When we added those documents to Elasticsearch, the string "New York" was analyzed/tokenized into ["new", "york"]. These individual tokens were then used to populate fielddata, and ultimately we see counts for new instead of New York.

This is obviously not the behavior that we wanted, but luckily it is easily corrected.
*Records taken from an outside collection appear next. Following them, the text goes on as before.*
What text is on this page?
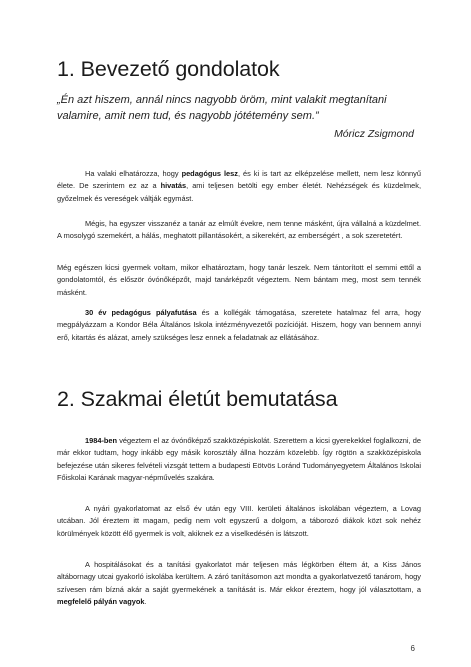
1. Bevezető gondolatok

„Én azt hiszem, annál nincs nagyobb öröm, mint valakit megtanítani valamire, amit nem tud, és nagyobb jótétemény sem.”

Móricz Zsigmond

Ha valaki elhatározza, hogy pedagógus lesz, és ki is tart az elképzelése mellett, nem lesz könnyű élete. De szerintem ez az a hivatás, ami teljesen betölti egy ember életét. Nehézségek és küzdelmek, győzelmek és vereségek váltják egymást.

Mégis, ha egyszer visszanéz a tanár az elmúlt évekre, nem tenne másként, újra vállalná a küzdelmet. A mosolygó szemekért, a hálás, meghatott pillantásokért, a sikerekért, az emberségért , a sok szeretetért.

Még egészen kicsi gyermek voltam, mikor elhatároztam, hogy tanár leszek. Nem tántorított el semmi ettől a gondolatomtól, és először óvónőképzőt, majd tanárképzőt végeztem. Nem bántam meg, most sem tennék másként.

30 év pedagógus pályafutása és a kollégák támogatása, szeretete hatalmaz fel arra, hogy megpályázzam a Kondor Béla Általános Iskola intézményvezetői pozícióját. Hiszem, hogy van bennem annyi erő, kitartás és alázat, amely szükséges lesz ennek a feladatnak az ellátásához.

2. Szakmai életút bemutatása

1984-ben végeztem el az óvónőképző szakközépiskolát. Szerettem a kicsi gyerekekkel foglalkozni, de már ekkor tudtam, hogy inkább egy másik korosztály állna hozzám közelebb. Így rögtön a szakközépiskola befejezése után sikeres felvételi vizsgát tettem a budapesti Eötvös Loránd Tudományegyetem Általános Iskolai Főiskolai Karának magyar-népművelés szakára.

A nyári gyakorlatomat az első év után egy VIII. kerületi általános iskolában végeztem, a Lovag utcában. Jól éreztem itt magam, pedig nem volt egyszerű a dolgom, a táborozó diákok közt sok nehéz körülmények között élő gyermek is volt, akiknek ez a viselkedésén is látszott.

A hospitálásokat és a tanítási gyakorlatot már teljesen más légkörben éltem át, a Kiss János altábornagy utcai gyakorló iskolába kerültem. A záró tanításomon azt mondta a gyakorlatvezető tanárom, hogy szívesen rám bízná akár a saját gyermekének a tanítását is. Már ekkor éreztem, hogy jól választottam, a megfelelő pályán vagyok.

6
We need to define a multifield for state and set it to not_analyzed. This will prevent New York from being analyzed, which means it will stay a single token in the aggregation. Let’s try the whole process over, but this time specify a raw multifield:

DELETE /agg_analysis/
PUT /agg_analysis
{
  "mappings": {
    "data": {
      "properties": {
        "state" : {
          "type": "string",
          "fields": {
            "raw" : {
              "type": "string",
              "index": "not_analyzed"(1)
            }
          }
        }
      }
    }
  }
}

POST /agg_analysis/data/_bulk
{ "index": {}}
{ "state" : "New York" }
{ "index": {}}
{ "state" : "New Jersey" }
{ "index": {}}
{ "state" : "New Mexico" }
{ "index": {}}
{ "state" : "New York" }
{ "index": {}}
{ "state" : "New York" }

GET /agg_analysis/data/_search?search_type=count
{
  "aggs" : {
    "states" : {
        "terms" : {
            "field" : "state.raw" (2)
        }
    }
  }
}
  1. This time we explicitly map the state field and include a not_analyzed sub-field.
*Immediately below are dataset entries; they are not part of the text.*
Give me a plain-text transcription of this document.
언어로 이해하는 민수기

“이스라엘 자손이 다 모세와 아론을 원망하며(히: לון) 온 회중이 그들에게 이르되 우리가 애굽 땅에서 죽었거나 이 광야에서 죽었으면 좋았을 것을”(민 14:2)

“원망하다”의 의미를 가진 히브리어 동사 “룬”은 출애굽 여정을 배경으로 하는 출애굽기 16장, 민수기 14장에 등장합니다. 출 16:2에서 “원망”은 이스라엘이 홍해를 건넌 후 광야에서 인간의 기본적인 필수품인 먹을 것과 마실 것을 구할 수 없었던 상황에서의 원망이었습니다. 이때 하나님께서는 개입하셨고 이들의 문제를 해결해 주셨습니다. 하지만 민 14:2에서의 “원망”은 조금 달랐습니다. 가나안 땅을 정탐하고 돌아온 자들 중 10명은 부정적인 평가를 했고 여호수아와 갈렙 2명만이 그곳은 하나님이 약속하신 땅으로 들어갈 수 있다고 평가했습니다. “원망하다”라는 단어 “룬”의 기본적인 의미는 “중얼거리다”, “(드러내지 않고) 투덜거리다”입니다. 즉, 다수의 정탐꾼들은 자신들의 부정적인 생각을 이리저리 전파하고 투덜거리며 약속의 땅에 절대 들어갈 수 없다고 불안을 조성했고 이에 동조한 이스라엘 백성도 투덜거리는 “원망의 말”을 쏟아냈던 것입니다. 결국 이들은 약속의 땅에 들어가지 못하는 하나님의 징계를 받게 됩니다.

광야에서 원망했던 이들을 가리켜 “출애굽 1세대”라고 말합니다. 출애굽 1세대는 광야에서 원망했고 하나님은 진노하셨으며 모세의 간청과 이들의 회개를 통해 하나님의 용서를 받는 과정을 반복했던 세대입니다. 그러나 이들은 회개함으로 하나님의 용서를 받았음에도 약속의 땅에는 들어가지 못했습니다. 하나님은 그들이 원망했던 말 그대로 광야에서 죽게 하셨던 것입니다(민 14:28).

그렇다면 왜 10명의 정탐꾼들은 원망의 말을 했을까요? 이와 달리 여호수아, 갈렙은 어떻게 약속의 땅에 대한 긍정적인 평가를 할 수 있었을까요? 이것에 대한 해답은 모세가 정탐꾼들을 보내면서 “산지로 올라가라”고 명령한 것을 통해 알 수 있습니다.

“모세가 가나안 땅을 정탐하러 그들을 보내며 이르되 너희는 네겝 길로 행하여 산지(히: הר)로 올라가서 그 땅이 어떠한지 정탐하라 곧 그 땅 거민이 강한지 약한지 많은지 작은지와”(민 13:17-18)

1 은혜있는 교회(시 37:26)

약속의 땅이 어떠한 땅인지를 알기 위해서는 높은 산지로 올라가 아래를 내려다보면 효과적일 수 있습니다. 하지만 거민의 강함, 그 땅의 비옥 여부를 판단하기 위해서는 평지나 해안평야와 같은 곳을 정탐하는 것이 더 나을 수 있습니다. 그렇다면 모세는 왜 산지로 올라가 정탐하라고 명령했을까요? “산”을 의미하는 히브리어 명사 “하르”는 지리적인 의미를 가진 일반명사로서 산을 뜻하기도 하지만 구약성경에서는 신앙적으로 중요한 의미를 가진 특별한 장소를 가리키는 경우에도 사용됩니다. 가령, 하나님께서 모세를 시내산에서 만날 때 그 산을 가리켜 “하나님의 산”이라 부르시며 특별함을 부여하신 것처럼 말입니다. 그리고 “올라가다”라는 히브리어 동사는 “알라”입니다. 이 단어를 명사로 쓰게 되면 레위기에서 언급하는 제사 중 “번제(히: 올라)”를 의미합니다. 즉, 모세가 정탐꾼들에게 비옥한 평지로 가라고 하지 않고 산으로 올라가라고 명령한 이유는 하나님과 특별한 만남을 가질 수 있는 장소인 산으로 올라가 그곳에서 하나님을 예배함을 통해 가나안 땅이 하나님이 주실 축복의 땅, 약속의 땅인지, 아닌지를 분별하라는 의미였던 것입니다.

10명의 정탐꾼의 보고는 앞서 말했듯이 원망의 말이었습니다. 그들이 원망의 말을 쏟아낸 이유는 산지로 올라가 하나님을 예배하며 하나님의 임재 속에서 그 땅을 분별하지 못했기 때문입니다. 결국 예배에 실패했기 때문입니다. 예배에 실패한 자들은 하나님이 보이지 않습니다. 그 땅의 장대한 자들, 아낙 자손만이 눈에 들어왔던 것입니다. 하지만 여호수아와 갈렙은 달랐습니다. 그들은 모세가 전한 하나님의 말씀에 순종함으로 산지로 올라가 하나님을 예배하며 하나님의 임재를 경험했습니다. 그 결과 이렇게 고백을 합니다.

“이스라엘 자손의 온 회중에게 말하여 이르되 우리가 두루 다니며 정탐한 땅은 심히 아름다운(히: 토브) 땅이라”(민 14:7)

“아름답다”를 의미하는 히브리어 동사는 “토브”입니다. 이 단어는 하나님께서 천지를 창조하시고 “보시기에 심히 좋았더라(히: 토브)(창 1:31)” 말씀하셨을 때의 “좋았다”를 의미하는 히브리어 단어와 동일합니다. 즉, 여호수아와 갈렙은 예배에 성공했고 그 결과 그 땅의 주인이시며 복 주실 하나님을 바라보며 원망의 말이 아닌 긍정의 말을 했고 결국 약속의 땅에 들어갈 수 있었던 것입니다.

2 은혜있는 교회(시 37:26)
  2. The aggregation is run on state.raw instead of state.

Now when we run our aggregation, we get results that make sense:

{
...
   "aggregations": {
      "states": {
         "buckets": [
            {
               "key": "New York",
               "doc_count": 3
            },
            {
               "key": "New Jersey",
               "doc_count": 1
            },
            {
               "key": "New Mexico",
               "doc_count": 1
            }
         ]
      }
   }
}

In practice, this kind of problem is easy to spot. Your aggregations will simply return strange buckets, and you’ll remember the analysis issue. It is a generalization, but there are not many instances where you want to use an analyzed field in an aggregation. When in doubt, add a multifield so you have the option for both.
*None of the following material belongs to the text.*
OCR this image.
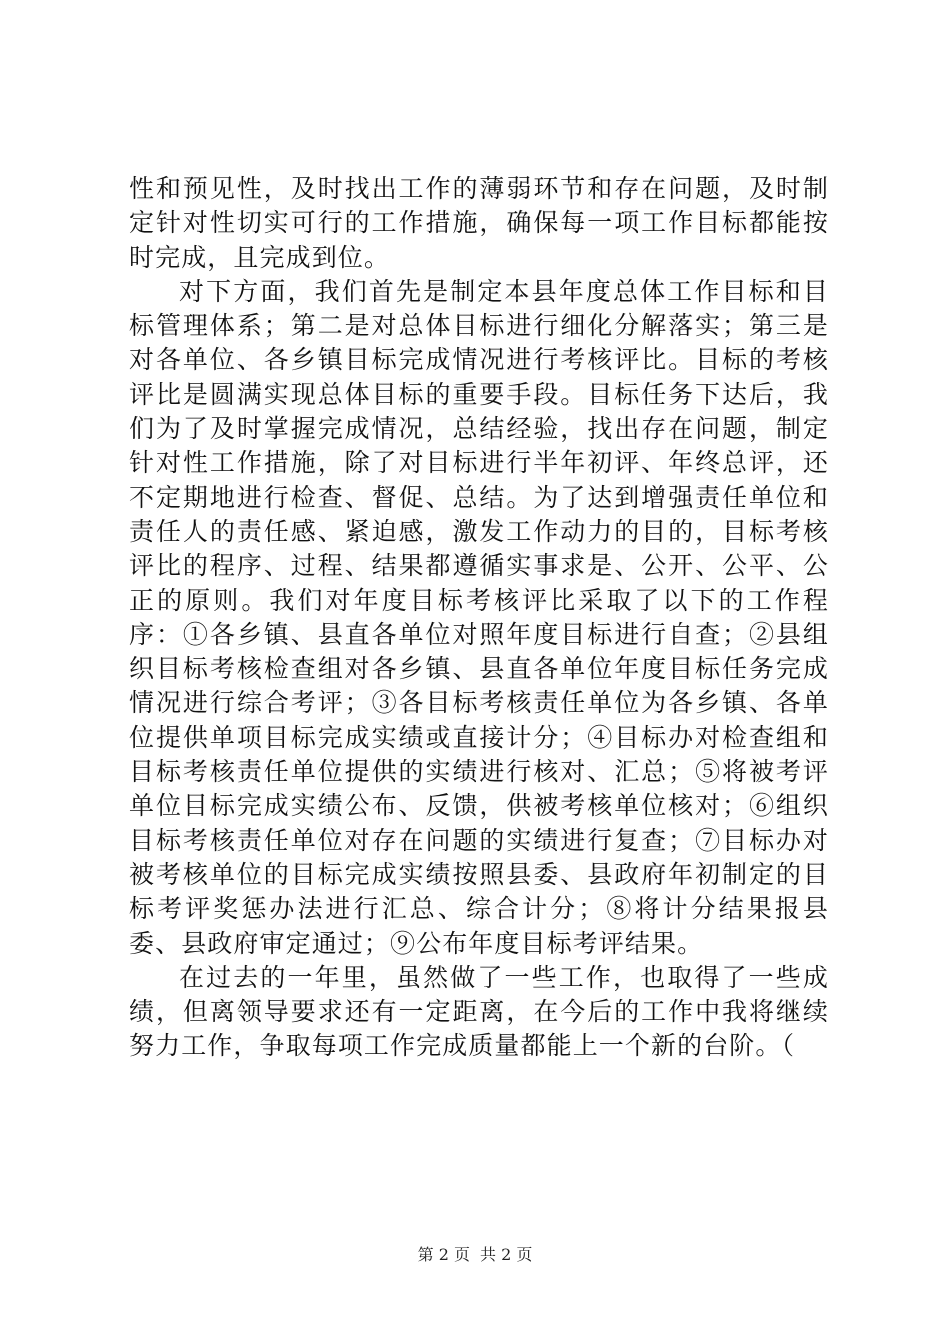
性和预见性，及时找出工作的薄弱环节和存在问题，及时制定针对性切实可行的工作措施，确保每一项工作目标都能按时完成，且完成到位。

对下方面，我们首先是制定本县年度总体工作目标和目标管理体系；第二是对总体目标进行细化分解落实；第三是对各单位、各乡镇目标完成情况进行考核评比。目标的考核评比是圆满实现总体目标的重要手段。目标任务下达后，我们为了及时掌握完成情况，总结经验，找出存在问题，制定针对性工作措施，除了对目标进行半年初评、年终总评，还不定期地进行检查、督促、总结。为了达到增强责任单位和责任人的责任感、紧迫感，激发工作动力的目的，目标考核评比的程序、过程、结果都遵循实事求是、公开、公平、公正的原则。我们对年度目标考核评比采取了以下的工作程序：①各乡镇、县直各单位对照年度目标进行自查；②县组织目标考核检查组对各乡镇、县直各单位年度目标任务完成情况进行综合考评；③各目标考核责任单位为各乡镇、各单位提供单项目标完成实绩或直接计分；④目标办对检查组和目标考核责任单位提供的实绩进行核对、汇总；⑤将被考评单位目标完成实绩公布、反馈，供被考核单位核对；⑥组织目标考核责任单位对存在问题的实绩进行复查；⑦目标办对被考核单位的目标完成实绩按照县委、县政府年初制定的目标考评奖惩办法进行汇总、综合计分；⑧将计分结果报县委、县政府审定通过；⑨公布年度目标考评结果。

在过去的一年里，虽然做了一些工作，也取得了一些成绩，但离领导要求还有一定距离，在今后的工作中我将继续努力工作，争取每项工作完成质量都能上一个新的台阶。（

第 2 页 共 2 页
High-Cardinality Memory Implications

There is another reason to avoid aggregating analyzed fields: high-cardinality fields consume a large amount of memory when loaded into fielddata. The analysis process often (although not always) generates a large number of tokens, many of which are unique. This increases the overall cardinality of the field and contributes to more memory pressure.

Some types of analysis are extremely unfriendly with regards to memory. Consider an n-gram analysis process. The term New York might be n-grammed into the following tokens:

  • ne

  • ew

  • w{nbsp}

  • {nbsp}y

  • yo

  • or

  • rk

You can imagine how the n-gramming process creates a huge number of unique tokens, especially when analyzing paragraphs of text. When these are loaded into memory, you can easily exhaust your heap space.

So, before aggregating across fields, take a second to verify that the fields are not_analyzed. And if you want to aggregate analyzed fields, ensure that the analysis process is not creating an obscene number of tokens.

Tip

At the end of the day, it doesn’t matter whether a field is analyzed or not_analyzed. The more unique values in a field—​the higher the cardinality of the field—​the more memory that is required. This is especially true for string fields, where every unique string must be held in memory—​longer strings use more memory.